The wood & bark appears to have come from a Hawthorn tree which can have thorns like Honey locust. I haven't turned any myself, but the wood sure looks interesting.

Reactions: Like 1 | Agree 2


----------



## phinds (Sep 13, 2018)

Karl_TN said:


> The wood & bark appears to have come from a Hawthorn tree which can have thorns like Honey locust. I haven't turned any myself, but the wood sure looks interesting.


Good call. End grain and color are consistent with hawthorn. The resin canals are weird though.

Reactions: Informative 1


----------



## Mr. Peet (Sep 14, 2018)

phinds said:


> Good call. End grain and color are consistent with hawthorn. The resin canals are weird though.



Hawthorn is known for having those dark spots throughout the wood. It also happens in 'Hop-hornbeam' and a few of the birches. Forget the proper term.

So yes, Karl is correct, one of the many Hawthorns...

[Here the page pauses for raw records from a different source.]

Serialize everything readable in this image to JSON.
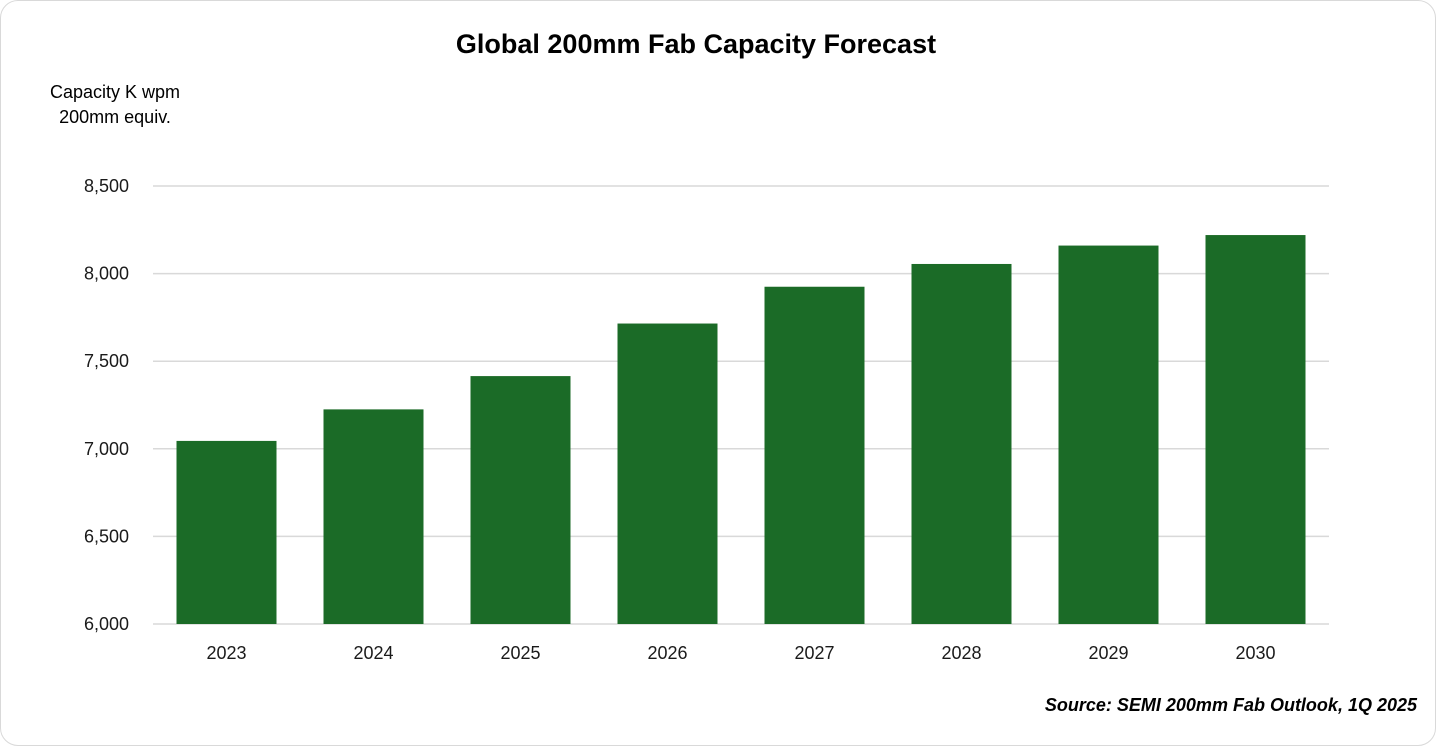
{
  "chart_data": {
    "type": "bar",
    "title": "Global 200mm Fab Capacity Forecast",
    "ylabel_lines": [
      "Capacity K wpm",
      "200mm equiv."
    ],
    "xlabel": "",
    "categories": [
      "2023",
      "2024",
      "2025",
      "2026",
      "2027",
      "2028",
      "2029",
      "2030"
    ],
    "values": [
      7045,
      7225,
      7415,
      7715,
      7925,
      8055,
      8160,
      8220
    ],
    "ylim": [
      6000,
      8500
    ],
    "yticks": [
      6000,
      6500,
      7000,
      7500,
      8000,
      8500
    ],
    "ytick_labels": [
      "6,000",
      "6,500",
      "7,000",
      "7,500",
      "8,000",
      "8,500"
    ],
    "grid": true,
    "legend": "none",
    "bar_color": "#1b6b27",
    "grid_color": "#d9d9d9",
    "source": "Source: SEMI 200mm Fab Outlook, 1Q 2025"
  }
}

Reactions: Like 1 | Informative 3


----------



## phinds (Sep 14, 2018)

Mr. Peet said:


> Hawthorn is known for having those dark spots throughout the wood. It also happens in 'Hop-hornbeam' and a few of the birches. Forget the proper term.
> 
> So yes, Karl is correct, one of the many Hawthorns...

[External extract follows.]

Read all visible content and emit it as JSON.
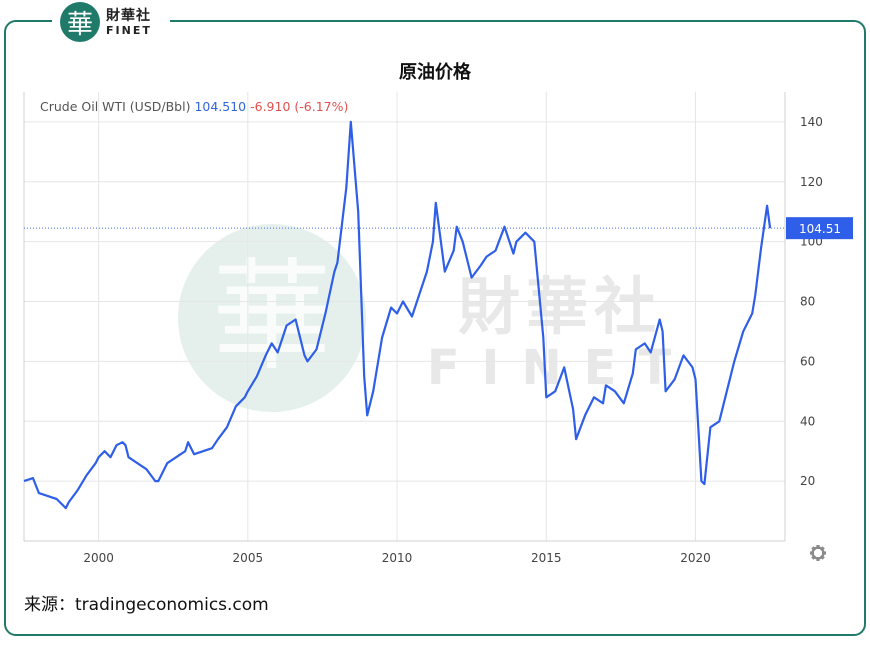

Jeez, now that I LOOK for them, I see them in the very first sample on my hawthorn page. Thanks for the info.


----------



## Karl_TN (Sep 14, 2018)

I was only making a wild guess based on Mathew's clue about the tree having thorns on the trunk, but that bark & wood wasn't like any honey locust I've seen. 

Sure wish I had half the knowledge that Paul & Mark have on wood identification itself. Too bad they live so far away for taking hands-on lessons.

Reactions: Like 1 | Thank You! 1 | Agree 1


----------



## phinds (Sep 14, 2018)

Well, for wood anatomy, there's a good start in the stickies at the top of this wood ID sub-forum.

For trees, you'll have to ask Mark. All I know about trees is that people tell me (I'm doubtful, but don't want to insult them) that they are the origin of all those planks I buy at the exotic wood stores


----------



## Augray (Sep 14, 2018)

Thanks all, I really appreciate it! It's a really beautiful wood, turns relatively well when green, but gets pretty hard as it dries and cracks and warps something fierce if you aren't careful. I carved a little canoe from the dried blank in the pics the other day...let's just say my calluses got an upgrade.

Phinds - love your website, I literally have a shortcut to it on my phone's homescreen :-1 I completely missed the hawthorn pics you mentioned too.


----------